Vatican approves psychological tests for screening out homosexuals :: Damian Thompson

"The Vatican has given cautious approval to the use of psychological
tests to root out men with 'deep-seated homosexual tendencies' from
seminaries. Rome first used this phrase in 2005, when it said that
these tendencies were a bar to ordination; now, in a document released
today, it sanctions the use of tests to identify those 'deep-seated'
traits - but not without the seminarian's permission.

"Voluntary tests can also be used to identify men for whom the burden
of celibacy is too great and will cause emotional disturbance even if
they manage to keep their vows."

Two posts from Tim Farley:
The Long Tail of Skeptical Web Sites « Skeptical Software Tools

Skeptics! Load your google bombs! « Skeptical Software Tools
If you've previously linked to Stop Sylvia Browne, you should now link to Stop Sylvia Dot Com, like this: Stop Sylvia Browne. Why is this important?

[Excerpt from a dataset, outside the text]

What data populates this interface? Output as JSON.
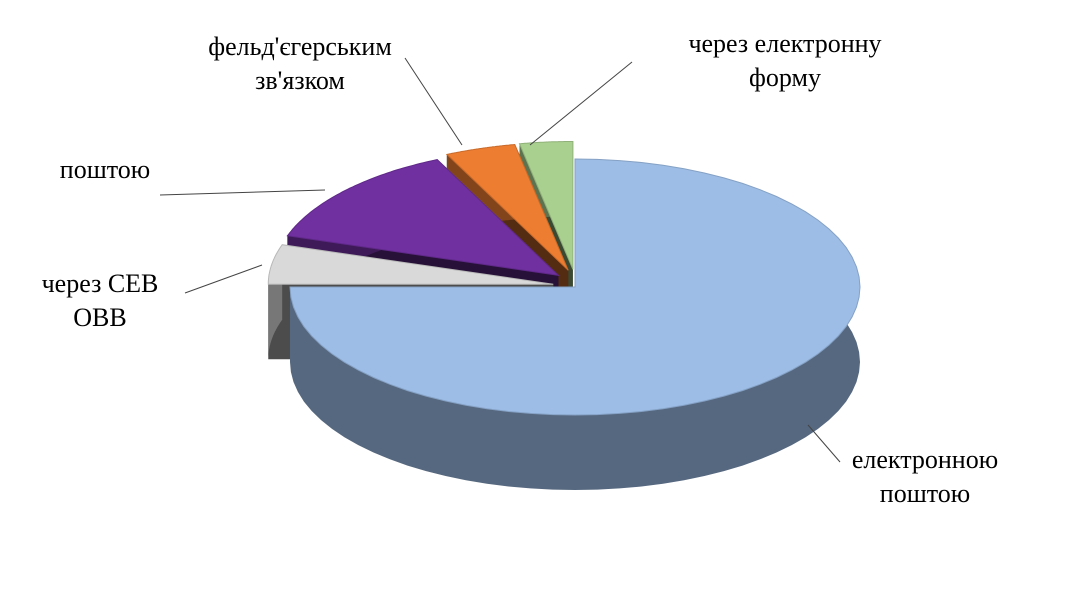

See Tim's post.

Friday 7 November 2008

Iconoclasts - Andrew Keen - BBC Radio 4 (repost from other blog)

I didn't hear it live (I was watching a fireworks display at the time), but the programme mentioned on a previous post is available to stream for a few days more:

Website here:

The debate was bit of a mess, and nothing much was resolved. None of the participants addressed the fundamental issue - that new media technology has rendered the old gatekeeper-style of publishing obsolete. We live in a different world now, and there's no going back.

When the audio streaming link above expires, download the mp3 from RapidShare:

Sunday 2 November 2008

YouTube - Palin Ignorant About Scientific Research

This video clip (in various versions) has by now done the rounds of the blogs and news sites, and it might seem superfluous to repeat it here. But this is just one more example of the continuous anti-science, anti-intellectual and anti-elite stance taken by McCain/Palin throughout the current US election campaign. Just one more to add to the list, which now includes:

'planetariums and other foolishness'
'overhead projector' - referring to the Zeiss projector of the Adler Planetarium in Chicago (a planetarium I have visited myself, and where I found the educational facilities especially impressive)
'fruit fly research, in Paris, France. I kid you not!'

This isn't dumbing down - it's dumbing off the bottom of the scale.